We confirmed the effectiveness of the swabs by performing collection from the nasopharynx from two individuals. Swabs were placed into viral transport medium, and nucleic acids were extracted using our laboratory’s standard operating procedure (Roche MagNA Pure System, Basel, Switzerland). Expression of human RNAse-P was interrogated using our laboratory developed real-time reverse transcription polymerase chain reaction COVID-19 assay, with the RNAse-P serving as our loading control. In this assay, the reaction is run for 45 cycles, with an adequate sample demonstrating logarithmic growth of the RNAse-P transcript by 30 cycles. As expected, RNAse-P was readily detected (26.5 and 27.0 cycles) within the adequate range. An unused swab was also tested, and no RNAse-P was detected. We also performed a smear of collected cells to examine them cytologically (Image 2). We readily observed ciliated respiratory epithelial cells and goblet cells.
Image 2.
Photomicrograph (40X magnification) of air-dried, H&E stained cells collected using the described swab.

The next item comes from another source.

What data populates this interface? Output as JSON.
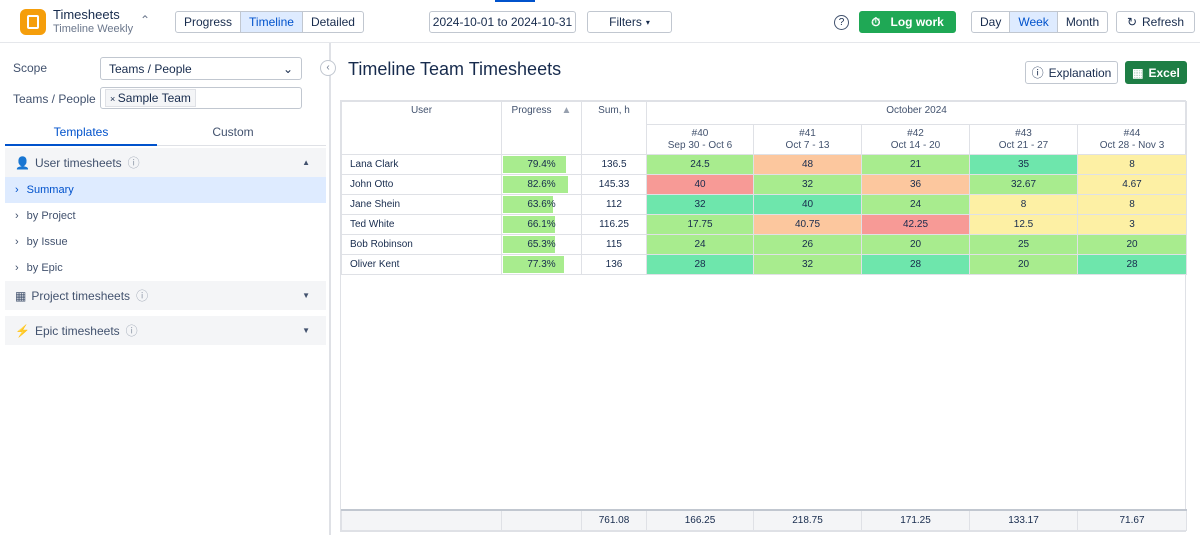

Swabs were deployed within our institution and used in a trial run to ensure performance. Twenty-four inpatients were swabbed with either the 3D-printed swab or a commercial swab. No significance difference (P ≅ .35) in the RNAse-P loading control detection cycle (Ct) was noted between the 3D-printed swabs (n = 12, average: 24.91 Ct, standard deviation: 2.08 Ct) and commercial swabs used (n = 12, average: 24.01 Ct, standard deviation: 2.47 Ct). 3D-printed swabs and commercial swabs were collected with similar timing and conditions and were analyzed on the same assay run. Two patients were identified as positive for SARS-CoV-2 using the 3D-printed swabs, and 2 patients were identified as positive using the commercial swabs. Following use, swabs are discarded in the general biohazard waste, per College of American Pathologists sample retention guidelines.
At of the time of this submission, 5500 swabs have been prepared and delivered over a 20-day span, with swabs being integrated into testing kits as needed alongside commercial swabs. Further, the cost of the 3D-printed swabs are comparable to commercial options available at the time of writing.
In conclusion, we were able to rapidly design, iterate and deploy an additive manufacturing process to safely address a shortfall in our testing supply chain, and believe this may be of use to others.